The tragic death of the little girl shook all of Quebec in 2019, giving rise to a special commission on children’s rights and youth protection. The verdict pronounced last Thursday comes to close an important judicial chapter. In the well-chosen words of the Crown prosecutor Jean-Sébastien Bussières, “if this verdict gives this young girl a little dignity, it is already enormous”. But nothing, not even a unanimous guilty verdict, can lessen the horror experienced by the girl, presumably died of suffocation after being wrapped in duct tape from head to toe by her stepmother, like a “mummy”.
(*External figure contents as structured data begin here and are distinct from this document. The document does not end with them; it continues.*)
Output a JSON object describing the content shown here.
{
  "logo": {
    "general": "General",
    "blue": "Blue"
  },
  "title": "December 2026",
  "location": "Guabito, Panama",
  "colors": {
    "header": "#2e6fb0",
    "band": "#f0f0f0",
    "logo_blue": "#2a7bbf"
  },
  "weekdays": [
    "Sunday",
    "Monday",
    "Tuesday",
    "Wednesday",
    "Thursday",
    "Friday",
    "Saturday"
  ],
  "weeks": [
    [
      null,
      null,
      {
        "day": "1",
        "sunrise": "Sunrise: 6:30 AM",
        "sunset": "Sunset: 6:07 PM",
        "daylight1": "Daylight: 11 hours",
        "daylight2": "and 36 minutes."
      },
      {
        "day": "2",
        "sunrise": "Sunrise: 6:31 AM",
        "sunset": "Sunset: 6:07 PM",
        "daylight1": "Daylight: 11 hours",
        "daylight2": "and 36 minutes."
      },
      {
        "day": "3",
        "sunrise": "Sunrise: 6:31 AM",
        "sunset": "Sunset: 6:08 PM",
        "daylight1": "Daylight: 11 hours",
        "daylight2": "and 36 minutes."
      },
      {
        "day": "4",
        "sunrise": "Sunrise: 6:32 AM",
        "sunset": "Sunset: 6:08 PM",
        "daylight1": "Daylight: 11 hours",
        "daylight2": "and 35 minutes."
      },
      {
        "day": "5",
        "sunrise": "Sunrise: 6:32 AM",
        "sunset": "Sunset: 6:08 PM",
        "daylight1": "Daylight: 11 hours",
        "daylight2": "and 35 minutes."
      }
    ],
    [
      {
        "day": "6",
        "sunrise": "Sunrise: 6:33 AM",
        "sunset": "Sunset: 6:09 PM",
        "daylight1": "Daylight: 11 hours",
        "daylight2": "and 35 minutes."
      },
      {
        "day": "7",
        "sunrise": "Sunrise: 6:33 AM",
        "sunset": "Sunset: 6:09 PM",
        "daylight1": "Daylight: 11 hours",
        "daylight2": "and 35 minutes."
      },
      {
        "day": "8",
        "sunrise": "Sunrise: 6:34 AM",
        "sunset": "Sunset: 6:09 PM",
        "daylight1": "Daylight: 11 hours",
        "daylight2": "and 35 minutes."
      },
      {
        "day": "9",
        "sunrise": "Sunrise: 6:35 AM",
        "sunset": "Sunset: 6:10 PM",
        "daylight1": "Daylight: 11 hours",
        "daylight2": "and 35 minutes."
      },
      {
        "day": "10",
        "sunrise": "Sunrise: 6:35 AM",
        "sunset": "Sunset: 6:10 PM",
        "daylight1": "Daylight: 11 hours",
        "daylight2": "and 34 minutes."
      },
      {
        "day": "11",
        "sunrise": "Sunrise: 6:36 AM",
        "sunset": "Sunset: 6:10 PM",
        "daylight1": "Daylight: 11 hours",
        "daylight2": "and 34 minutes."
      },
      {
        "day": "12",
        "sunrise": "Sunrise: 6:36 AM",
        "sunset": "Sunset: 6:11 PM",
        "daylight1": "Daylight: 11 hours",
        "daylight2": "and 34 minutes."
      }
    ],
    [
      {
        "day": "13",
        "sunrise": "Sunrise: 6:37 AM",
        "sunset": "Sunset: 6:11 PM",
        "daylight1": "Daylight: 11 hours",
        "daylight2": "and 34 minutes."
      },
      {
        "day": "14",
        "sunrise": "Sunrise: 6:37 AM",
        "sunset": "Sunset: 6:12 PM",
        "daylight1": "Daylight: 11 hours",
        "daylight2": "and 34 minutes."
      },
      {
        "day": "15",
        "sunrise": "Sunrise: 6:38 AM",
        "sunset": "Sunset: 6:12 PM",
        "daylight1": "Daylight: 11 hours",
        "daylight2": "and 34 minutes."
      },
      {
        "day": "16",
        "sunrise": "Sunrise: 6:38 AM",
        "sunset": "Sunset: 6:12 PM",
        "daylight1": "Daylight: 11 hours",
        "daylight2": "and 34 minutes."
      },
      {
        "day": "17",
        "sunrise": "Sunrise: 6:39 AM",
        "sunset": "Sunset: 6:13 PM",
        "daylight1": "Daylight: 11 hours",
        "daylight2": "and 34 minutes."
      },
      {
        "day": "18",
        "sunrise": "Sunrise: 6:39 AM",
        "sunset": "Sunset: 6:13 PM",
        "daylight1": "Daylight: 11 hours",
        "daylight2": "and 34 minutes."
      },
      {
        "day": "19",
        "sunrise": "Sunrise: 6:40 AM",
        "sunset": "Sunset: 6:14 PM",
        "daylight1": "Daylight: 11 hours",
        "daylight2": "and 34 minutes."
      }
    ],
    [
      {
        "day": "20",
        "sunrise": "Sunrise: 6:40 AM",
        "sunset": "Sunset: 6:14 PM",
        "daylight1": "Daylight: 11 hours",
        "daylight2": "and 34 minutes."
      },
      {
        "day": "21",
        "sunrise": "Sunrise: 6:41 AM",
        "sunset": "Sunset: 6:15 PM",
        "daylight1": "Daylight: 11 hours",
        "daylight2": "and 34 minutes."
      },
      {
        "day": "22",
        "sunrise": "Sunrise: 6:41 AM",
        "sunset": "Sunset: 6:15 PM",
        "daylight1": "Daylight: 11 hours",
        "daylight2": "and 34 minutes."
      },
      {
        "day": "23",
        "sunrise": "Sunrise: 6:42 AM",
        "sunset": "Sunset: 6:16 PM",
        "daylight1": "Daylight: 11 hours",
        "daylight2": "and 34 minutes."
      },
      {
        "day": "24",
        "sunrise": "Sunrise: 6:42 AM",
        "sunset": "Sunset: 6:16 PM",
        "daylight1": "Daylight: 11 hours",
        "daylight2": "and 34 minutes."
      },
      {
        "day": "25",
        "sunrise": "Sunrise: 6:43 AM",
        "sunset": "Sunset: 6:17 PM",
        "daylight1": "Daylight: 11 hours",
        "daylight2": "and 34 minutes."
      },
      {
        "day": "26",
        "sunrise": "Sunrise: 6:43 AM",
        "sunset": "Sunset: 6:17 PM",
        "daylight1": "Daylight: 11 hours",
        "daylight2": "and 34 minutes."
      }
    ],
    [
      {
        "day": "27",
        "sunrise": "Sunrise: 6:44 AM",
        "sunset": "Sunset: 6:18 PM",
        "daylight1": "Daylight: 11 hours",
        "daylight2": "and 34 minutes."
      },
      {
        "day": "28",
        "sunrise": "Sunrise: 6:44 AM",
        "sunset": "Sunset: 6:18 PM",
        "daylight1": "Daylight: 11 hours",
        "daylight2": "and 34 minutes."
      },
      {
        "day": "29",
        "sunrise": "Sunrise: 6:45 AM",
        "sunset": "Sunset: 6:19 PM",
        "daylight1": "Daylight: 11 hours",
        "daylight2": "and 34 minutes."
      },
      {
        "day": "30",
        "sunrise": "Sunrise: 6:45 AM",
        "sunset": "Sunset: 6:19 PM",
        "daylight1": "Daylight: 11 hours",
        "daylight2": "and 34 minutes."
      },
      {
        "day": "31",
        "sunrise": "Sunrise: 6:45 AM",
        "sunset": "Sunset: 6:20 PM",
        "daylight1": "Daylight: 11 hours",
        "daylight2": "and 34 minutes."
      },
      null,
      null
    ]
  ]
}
In the preamble to her voluminous report calling for the establishment of child protection services on the common base of benevolence, the president of the special commission, Régine Laurent, wrote directly to the little girl, whom she had named Ti – Lilly. “Your death has carved a deep furrow in the heart of our society,” she wrote. As a society, in fact, on what can our certainties rest after a drama of such magnitude has played out before our numb eyes? It is around this question that decision-makers have been busy working since the story of the little girl, who was very well known to child protection services from her early days, horrified Quebec. It must be said: the actions taken to date are encouraging, and testify to a real shock, which will apparently not go unanswered. Let’s hope so.
A national director of the Youth Protection Directorate has been appointed by Quebec. This is Catherine Lemay, who has been in office since March 2021. This request was part of the very first emergency proposals formulated by the special commission to counter the lack of homogeneity and the absence of an overall vision posed on the network. Dismayed by the isolation of the DYPs, where tragedies are breaking out everywhere, not just in Granby, the Commission has called for the end of piecemeal management, without any apparent constant, apart from the inability to diligently carry out a mission. protection of the most vulnerable children.
Additional resources were also announced to strengthen front-line services for children in difficulty. We cannot stress enough the importance of this entry route into the nerve center of prevention. In addition to providing direct tools to those working in the fields of school, daycare and health, this strengthening should reduce one of the phenomena most criticized by the Laurent commission, namely the fact that the DPJ has become the all-and-nothing report trunk, from the tragic to the least serious, without any discernment. By reducing the pressure in this way and by restoring the DYP’s status of “intensive care” for child protection, Quebec hopes to lighten too heavy a burden.
More recently, the Minister for Health and Social Services, Lionel Carmant, tabled Bill 15, intended to refocus the Youth Protection Act around the crucial principle of the primacy of the best interests of the child. . What should have been obvious suffered from some confusion at the time of interpretation. By modifying the wording of the preamble to the Act, we hope to correct some of the mistakes that have made the interests of parents take precedence over those of their child, sometimes with terrible consequences. The bill also corrects another drift by relaxing the rules of confidentiality around the file of a child reported to the DYP, which will facilitate the sharing of information deemed crucial for a complete understanding and an effective intervention.
All this does not, however, remedy one of the biggest problems facing the child protection network, with the exodus and worrying exhaustion of troops active in the field of neglect. More than a shortage of manpower, it is a disaffection of its burnt staff and overwhelmed by the scale of the task – and the clear impression of not being able to meet the immensity of needs – that the minister and the national director of the DPJ must tackle urgently, hoping that the political measures put in place will quickly have a concrete effect on the ground, where everything is played out.